When they deleted TREM-1 from the model, it reduced inflammation, injury, and subsequent fibrosis. When they gave TREM-1 back to the mice, inflammation and related damage came back with a vengeance, leading them to dub TREM-1 the main target that drives fibrogenesis.

 

They found TREM-1 even recruits other pro-inflammatory cells from the bone marrow to the liver, many of which could become macrophages as well, which further multiplies the inflammation, liver cell damage, and death.

 

"This creates a loop," said Horuzsko, of increased activity on many fronts. "This creates chronic inflammation-with no bacterium or virus involved-which is important to the development of liver disease."

 

As liver cells die in the face of chronic inflammation, they release their innards, called damage associated molecular patterns (DAMPs) when they get outside the cells. DAMPs further activate TREM-1 on the macrophages and the damaging momentum builds, he noted.

 

That's where collagen and fibrosis set in. Stellate cells in the liver are normally quiescent and mainly store vitamin A. When TREM-1 gets activated on the macrophages, it also activates the macrophages themselves which, in turn, activate stellate cells.

 

Stellate cells literally change their shape, release vitamin A, and start to make collagen.

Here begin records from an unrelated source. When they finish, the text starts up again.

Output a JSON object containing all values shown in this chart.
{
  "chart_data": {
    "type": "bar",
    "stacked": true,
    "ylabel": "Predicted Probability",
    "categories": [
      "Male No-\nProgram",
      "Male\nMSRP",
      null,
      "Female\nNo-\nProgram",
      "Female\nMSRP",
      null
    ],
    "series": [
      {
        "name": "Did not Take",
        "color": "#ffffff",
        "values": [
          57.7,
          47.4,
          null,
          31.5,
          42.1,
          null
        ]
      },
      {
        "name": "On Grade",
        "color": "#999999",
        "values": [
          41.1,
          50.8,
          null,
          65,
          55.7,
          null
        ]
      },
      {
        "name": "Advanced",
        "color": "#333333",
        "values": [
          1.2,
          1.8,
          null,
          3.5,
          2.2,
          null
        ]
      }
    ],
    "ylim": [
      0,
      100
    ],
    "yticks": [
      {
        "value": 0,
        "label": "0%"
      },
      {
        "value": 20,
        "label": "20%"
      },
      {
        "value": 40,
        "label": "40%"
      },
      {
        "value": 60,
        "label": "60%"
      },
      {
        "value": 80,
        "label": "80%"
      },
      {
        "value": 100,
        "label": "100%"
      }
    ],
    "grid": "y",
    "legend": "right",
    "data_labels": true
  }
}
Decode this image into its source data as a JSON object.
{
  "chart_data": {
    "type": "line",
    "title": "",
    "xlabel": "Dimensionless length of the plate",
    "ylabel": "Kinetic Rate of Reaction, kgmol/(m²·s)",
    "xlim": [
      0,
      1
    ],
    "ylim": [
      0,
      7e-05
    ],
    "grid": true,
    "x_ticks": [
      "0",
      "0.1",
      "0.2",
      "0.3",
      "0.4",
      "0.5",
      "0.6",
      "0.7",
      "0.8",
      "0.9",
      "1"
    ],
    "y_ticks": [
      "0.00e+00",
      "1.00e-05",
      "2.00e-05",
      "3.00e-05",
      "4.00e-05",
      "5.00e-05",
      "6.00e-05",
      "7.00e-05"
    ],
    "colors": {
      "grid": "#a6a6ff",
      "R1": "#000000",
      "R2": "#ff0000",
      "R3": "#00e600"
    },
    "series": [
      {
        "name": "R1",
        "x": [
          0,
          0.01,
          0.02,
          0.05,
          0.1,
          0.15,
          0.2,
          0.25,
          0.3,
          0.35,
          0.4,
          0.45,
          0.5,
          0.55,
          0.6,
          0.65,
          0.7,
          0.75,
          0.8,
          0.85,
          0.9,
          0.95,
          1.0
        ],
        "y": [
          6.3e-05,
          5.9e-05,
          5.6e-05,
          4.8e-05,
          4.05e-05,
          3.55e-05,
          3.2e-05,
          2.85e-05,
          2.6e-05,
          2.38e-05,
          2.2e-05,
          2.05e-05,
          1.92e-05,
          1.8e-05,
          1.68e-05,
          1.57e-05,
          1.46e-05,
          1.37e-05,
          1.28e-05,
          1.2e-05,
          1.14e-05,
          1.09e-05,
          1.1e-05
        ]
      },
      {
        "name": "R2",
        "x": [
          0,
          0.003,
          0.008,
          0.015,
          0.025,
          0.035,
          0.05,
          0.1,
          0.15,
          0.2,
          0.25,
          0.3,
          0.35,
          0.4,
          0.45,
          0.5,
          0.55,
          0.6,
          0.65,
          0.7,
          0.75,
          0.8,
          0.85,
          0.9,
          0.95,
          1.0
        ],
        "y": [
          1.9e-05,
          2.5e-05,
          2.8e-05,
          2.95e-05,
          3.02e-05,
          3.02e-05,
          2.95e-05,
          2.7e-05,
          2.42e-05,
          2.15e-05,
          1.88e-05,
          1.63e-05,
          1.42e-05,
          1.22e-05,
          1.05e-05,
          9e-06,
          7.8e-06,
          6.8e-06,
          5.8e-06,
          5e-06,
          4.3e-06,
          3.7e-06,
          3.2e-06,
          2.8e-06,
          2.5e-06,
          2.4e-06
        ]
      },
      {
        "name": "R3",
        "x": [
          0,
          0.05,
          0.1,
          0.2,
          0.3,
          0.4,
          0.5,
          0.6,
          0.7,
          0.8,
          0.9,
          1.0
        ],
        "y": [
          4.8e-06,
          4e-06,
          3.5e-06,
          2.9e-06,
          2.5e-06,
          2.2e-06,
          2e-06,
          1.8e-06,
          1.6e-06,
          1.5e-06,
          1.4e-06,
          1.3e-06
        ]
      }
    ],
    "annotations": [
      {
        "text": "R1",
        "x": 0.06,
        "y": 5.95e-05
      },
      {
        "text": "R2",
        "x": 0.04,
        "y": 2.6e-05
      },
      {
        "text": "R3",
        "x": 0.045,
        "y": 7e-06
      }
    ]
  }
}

Collagen is a component of connective tissue that typically helps hold tissues and blood vessels together and aids wound healing. The liver already has some collagen, but in this scenario too much gets deposited and liver function suffers.

 

"Efficiency goes down and it causes additional damage to liver cells that already have been damaged by something like hepatitis or obesity," Horuzsko stated. The liver of a patient with cirrhosis, for example, is overrun with collagen, he notes.

 

Blood levels of the enzymes alanine aminotransferase and aspartate aminotransferase are indicators of liver injury and both went up and remained high in their models. However, in mice where TREM-1 was knocked out, rates went up only short-term before returning to pre-injury levels, another indicator of TREM-1's role in persistent inflammation and resulting damage, Horuzsko said.

 

They also found that while mice with and without TREM-1 both recruited additional immune cells, such as more macrophages and monocytes, from their bone marrow immediately after the injury, 72 hours later the levels were much higher both in the blood and livers of the mice that also still had TREM-1.

 

To look further at the role of Kupffer cells when TREM-1 is out of the picture, they first removed the cells from both mice models, then gave Kupffer cells that contained TREM-1 back to both, and both were able to cause localized damage and recruit immune cells from the marrow to further bolster inflammation. But when they put TREM-1-deficient Kupffer cells back in normal mice, the exaggerated inflammation and liver damage did not happen.

 

Likewise, they found markedly increased infiltration of TREM-1 expressing cells in patients with liver fibrosis.

 

"TREM-1 is a molecule that can be very dangerous and is normally very controlled in the body," Horuzsko said. In fact, one of the diagnostic criteria for body-wide infection, or sepsis, is the level of TREM-1 protein in the fluid portion of a patient's blood. And, in hepatitis B related liver cancer in humans, high levels of TREM-1 expression on stellate cells is considered an indicator of poor prognosis.

 

"The balance in our body is very, very tightly regulated and important. Alcohol, obesity, hepatitis viruses all change the balance."

 

The scientists suspect their findings of TREM-1 gone wild will hold true in other organs including the lungs, heart, and kidneys, which also have TREM-1 on their macrophages.